Science is now saying that training in contemplative practice can change our brain. Our reactions are always in the body; our tummy turns, our heart-rate increases, our breathing becomes more shallow and rapid, we may tense our jaw, neck or shoulders, our palms might get sweaty, our head can feel like it will burst, our face my blush, we might get shaky in our legs. It’s always good to ask yourself when you’re in the middle of a reaction, “How old do I feel right now?” We’re nearly always feeling like a little child.
We are literally re-activating the physiology of the four, five, six or seven-year-old. And we don’t want to speak from that! Or act from that! A response takes us into new territory!

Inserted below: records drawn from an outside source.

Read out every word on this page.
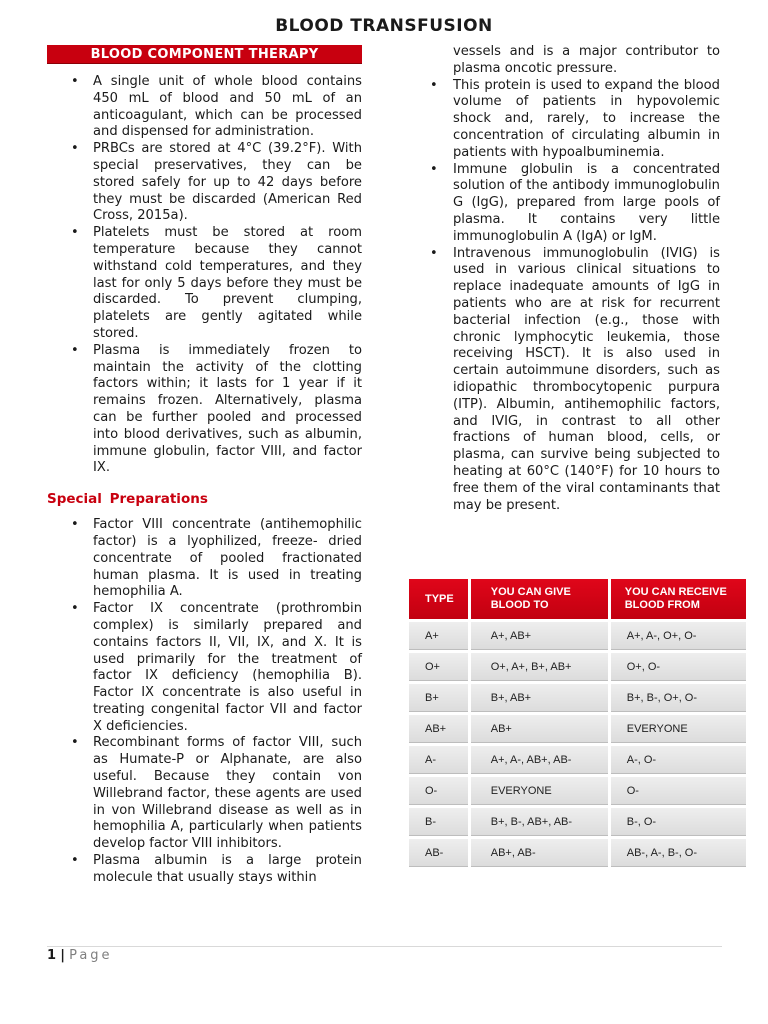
BLOOD TRANSFUSION
BLOOD COMPONENT THERAPY
• A single unit of whole blood contains 450 mL of blood and 50 mL of an anticoagulant, which can be processed and dispensed for administration.
• PRBCs are stored at 4°C (39.2°F). With special preservatives, they can be stored safely for up to 42 days before they must be discarded (American Red Cross, 2015a).
• Platelets must be stored at room temperature because they cannot withstand cold temperatures, and they last for only 5 days before they must be discarded. To prevent clumping, platelets are gently agitated while stored.
• Plasma is immediately frozen to maintain the activity of the clotting factors within; it lasts for 1 year if it remains frozen. Alternatively, plasma can be further pooled and processed into blood derivatives, such as albumin, immune globulin, factor VIII, and factor IX.
Special Preparations
• Factor VIII concentrate (antihemophilic factor) is a lyophilized, freeze- dried concentrate of pooled fractionated human plasma. It is used in treating hemophilia A.
• Factor IX concentrate (prothrombin complex) is similarly prepared and contains factors II, VII, IX, and X. It is used primarily for the treatment of factor IX deficiency (hemophilia B). Factor IX concentrate is also useful in treating congenital factor VII and factor X deficiencies.
• Recombinant forms of factor VIII, such as Humate-P or Alphanate, are also useful. Because they contain von Willebrand factor, these agents are used in von Willebrand disease as well as in hemophilia A, particularly when patients develop factor VIII inhibitors.
• Plasma albumin is a large protein molecule that usually stays within
vessels and is a major contributor to plasma oncotic pressure.
• This protein is used to expand the blood volume of patients in hypovolemic shock and, rarely, to increase the concentration of circulating albumin in patients with hypoalbuminemia.
• Immune globulin is a concentrated solution of the antibody immunoglobulin G (IgG), prepared from large pools of plasma. It contains very little immunoglobulin A (IgA) or IgM.
• Intravenous immunoglobulin (IVIG) is used in various clinical situations to replace inadequate amounts of IgG in patients who are at risk for recurrent bacterial infection (e.g., those with chronic lymphocytic leukemia, those receiving HSCT). It is also used in certain autoimmune disorders, such as idiopathic thrombocytopenic purpura (ITP). Albumin, antihemophilic factors, and IVIG, in contrast to all other fractions of human blood, cells, or plasma, can survive being subjected to heating at 60°C (140°F) for 10 hours to free them of the viral contaminants that may be present.
TYPE	YOU CAN GIVE BLOOD TO	YOU CAN RECEIVE BLOOD FROM
A+	A+, AB+	A+, A-, O+, O-
O+	O+, A+, B+, AB+	O+, O-
B+	B+, AB+	B+, B-, O+, O-
AB+	AB+	EVERYONE
A-	A+, A-, AB+, AB-	A-, O-
O-	EVERYONE	O-
B-	B+, B-, AB+, AB-	B-, O-
AB-	AB+, AB-	AB-, A-, B-, O-
1 | Page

Long term change requires long term diligent practice. The good news is that such practice can bring results that can seem nothing less than miraculous. People often think that addiction only applies to drugs like alcohol, cigarettes and drugs. As humans we can be addicted to our old patterns of behaviour and reactions because they are familiar, we own them, and we simply don’t know how to change.
Changing old patterns
Changing our old patterns can be painful and difficult. The first step is simply the WILLINGNESS to want to change. Whatever your process, you can change. You are not your story, you have a story. You are not your brain, you have a brain. We are all fully able to heal our past, change our neural networks and recover from emotional addictions and live much happier and healthier lives. The events of our lives do not change, how we respond to them does.